しかし、数年前に、優しく、面倒見の良かったご主人が急逝し、昨年の3.11を機に、ご主人の母親の世話は親戚に託し、タイに戻る決意をしたのでした。ご主人は、長女が2歳になったときに、コンケーンに立派なマンションを買っておいてくれたのだそうです。

長女は、今、高校1年生で、日タイのバイリンガルで学年でも10位以内に入る優等生で、可愛いためにモテモテだとのこと。弟の長男は小学校6年生で、元気なやんちゃ坊主です。彼はタイ語にもまだ十分には慣れていないし、学校では英語の他に中国語も必修でたいへんだ、と文句を言ってはいましたが、子どもたち2人とも、ちょくちょくタイに連れて行かれていたため、言葉にはもちろん抵抗がないし、タイでの生活も、それなりに楽しい様子。

小百合ちゃんは、日本の永住ビザを持っているので、その手続きもあって、一時、戻ってきたのですが、大量の土産物で潰れそうなカートを押して空港の到着ロビーに現れました。

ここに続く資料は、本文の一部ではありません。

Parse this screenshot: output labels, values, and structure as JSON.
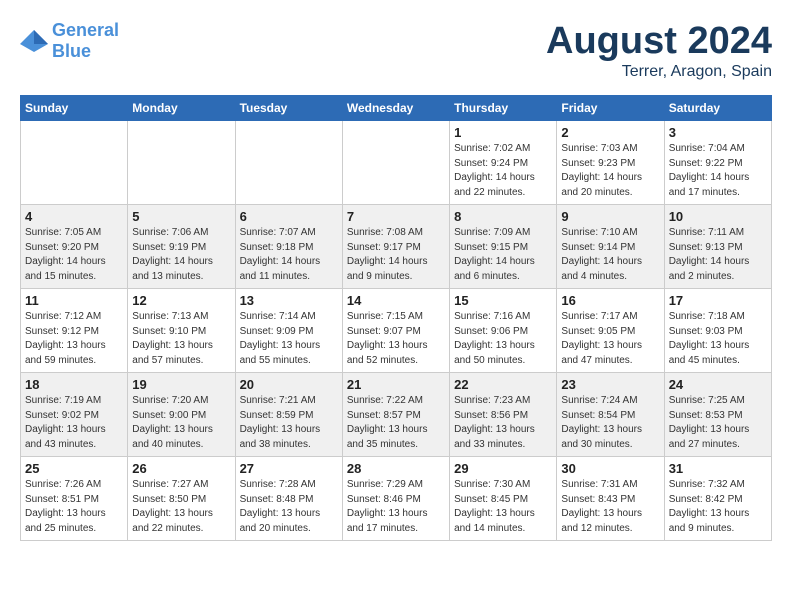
{
  "logo": {
    "line1": "General",
    "line2": "Blue"
  },
  "header": {
    "month_year": "August 2024",
    "location": "Terrer, Aragon, Spain"
  },
  "days_of_week": [
    "Sunday",
    "Monday",
    "Tuesday",
    "Wednesday",
    "Thursday",
    "Friday",
    "Saturday"
  ],
  "rows": [
    {
      "alt": false,
      "cells": [
        {
          "day": "",
          "info": ""
        },
        {
          "day": "",
          "info": ""
        },
        {
          "day": "",
          "info": ""
        },
        {
          "day": "",
          "info": ""
        },
        {
          "day": "1",
          "info": "Sunrise: 7:02 AM\nSunset: 9:24 PM\nDaylight: 14 hours\nand 22 minutes."
        },
        {
          "day": "2",
          "info": "Sunrise: 7:03 AM\nSunset: 9:23 PM\nDaylight: 14 hours\nand 20 minutes."
        },
        {
          "day": "3",
          "info": "Sunrise: 7:04 AM\nSunset: 9:22 PM\nDaylight: 14 hours\nand 17 minutes."
        }
      ]
    },
    {
      "alt": true,
      "cells": [
        {
          "day": "4",
          "info": "Sunrise: 7:05 AM\nSunset: 9:20 PM\nDaylight: 14 hours\nand 15 minutes."
        },
        {
          "day": "5",
          "info": "Sunrise: 7:06 AM\nSunset: 9:19 PM\nDaylight: 14 hours\nand 13 minutes."
        },
        {
          "day": "6",
          "info": "Sunrise: 7:07 AM\nSunset: 9:18 PM\nDaylight: 14 hours\nand 11 minutes."
        },
        {
          "day": "7",
          "info": "Sunrise: 7:08 AM\nSunset: 9:17 PM\nDaylight: 14 hours\nand 9 minutes."
        },
        {
          "day": "8",
          "info": "Sunrise: 7:09 AM\nSunset: 9:15 PM\nDaylight: 14 hours\nand 6 minutes."
        },
        {
          "day": "9",
          "info": "Sunrise: 7:10 AM\nSunset: 9:14 PM\nDaylight: 14 hours\nand 4 minutes."
        },
        {
          "day": "10",
          "info": "Sunrise: 7:11 AM\nSunset: 9:13 PM\nDaylight: 14 hours\nand 2 minutes."
        }
      ]
    },
    {
      "alt": false,
      "cells": [
        {
          "day": "11",
          "info": "Sunrise: 7:12 AM\nSunset: 9:12 PM\nDaylight: 13 hours\nand 59 minutes."
        },
        {
          "day": "12",
          "info": "Sunrise: 7:13 AM\nSunset: 9:10 PM\nDaylight: 13 hours\nand 57 minutes."
        },
        {
          "day": "13",
          "info": "Sunrise: 7:14 AM\nSunset: 9:09 PM\nDaylight: 13 hours\nand 55 minutes."
        },
        {
          "day": "14",
          "info": "Sunrise: 7:15 AM\nSunset: 9:07 PM\nDaylight: 13 hours\nand 52 minutes."
        },
        {
          "day": "15",
          "info": "Sunrise: 7:16 AM\nSunset: 9:06 PM\nDaylight: 13 hours\nand 50 minutes."
        },
        {
          "day": "16",
          "info": "Sunrise: 7:17 AM\nSunset: 9:05 PM\nDaylight: 13 hours\nand 47 minutes."
        },
        {
          "day": "17",
          "info": "Sunrise: 7:18 AM\nSunset: 9:03 PM\nDaylight: 13 hours\nand 45 minutes."
        }
      ]
    },
    {
      "alt": true,
      "cells": [
        {
          "day": "18",
          "info": "Sunrise: 7:19 AM\nSunset: 9:02 PM\nDaylight: 13 hours\nand 43 minutes."
        },
        {
          "day": "19",
          "info": "Sunrise: 7:20 AM\nSunset: 9:00 PM\nDaylight: 13 hours\nand 40 minutes."
        },
        {
          "day": "20",
          "info": "Sunrise: 7:21 AM\nSunset: 8:59 PM\nDaylight: 13 hours\nand 38 minutes."
        },
        {
          "day": "21",
          "info": "Sunrise: 7:22 AM\nSunset: 8:57 PM\nDaylight: 13 hours\nand 35 minutes."
        },
        {
          "day": "22",
          "info": "Sunrise: 7:23 AM\nSunset: 8:56 PM\nDaylight: 13 hours\nand 33 minutes."
        },
        {
          "day": "23",
          "info": "Sunrise: 7:24 AM\nSunset: 8:54 PM\nDaylight: 13 hours\nand 30 minutes."
        },
        {
          "day": "24",
          "info": "Sunrise: 7:25 AM\nSunset: 8:53 PM\nDaylight: 13 hours\nand 27 minutes."
        }
      ]
    },
    {
      "alt": false,
      "cells": [
        {
          "day": "25",
          "info": "Sunrise: 7:26 AM\nSunset: 8:51 PM\nDaylight: 13 hours\nand 25 minutes."
        },
        {
          "day": "26",
          "info": "Sunrise: 7:27 AM\nSunset: 8:50 PM\nDaylight: 13 hours\nand 22 minutes."
        },
        {
          "day": "27",
          "info": "Sunrise: 7:28 AM\nSunset: 8:48 PM\nDaylight: 13 hours\nand 20 minutes."
        },
        {
          "day": "28",
          "info": "Sunrise: 7:29 AM\nSunset: 8:46 PM\nDaylight: 13 hours\nand 17 minutes."
        },
        {
          "day": "29",
          "info": "Sunrise: 7:30 AM\nSunset: 8:45 PM\nDaylight: 13 hours\nand 14 minutes."
        },
        {
          "day": "30",
          "info": "Sunrise: 7:31 AM\nSunset: 8:43 PM\nDaylight: 13 hours\nand 12 minutes."
        },
        {
          "day": "31",
          "info": "Sunrise: 7:32 AM\nSunset: 8:42 PM\nDaylight: 13 hours\nand 9 minutes."
        }
      ]
    }
  ]
}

こちらが持つのに苦労するほどの大きく重い手提げ袋を渡され、戸惑っていると「マイペンライ!(気にしないでよ!)」と笑うのでした。

ひと時、一家と空港で歓談し、一家の家が残る新潟県に出発するのを見送りながら、子どもたちは、将来、日本で進学するのか、タイで上級校に行くのか、分からないけれど、これからは、こうした、たくましく柔軟な国際人が日本にも増えていくのだろうな、と思ったのでした。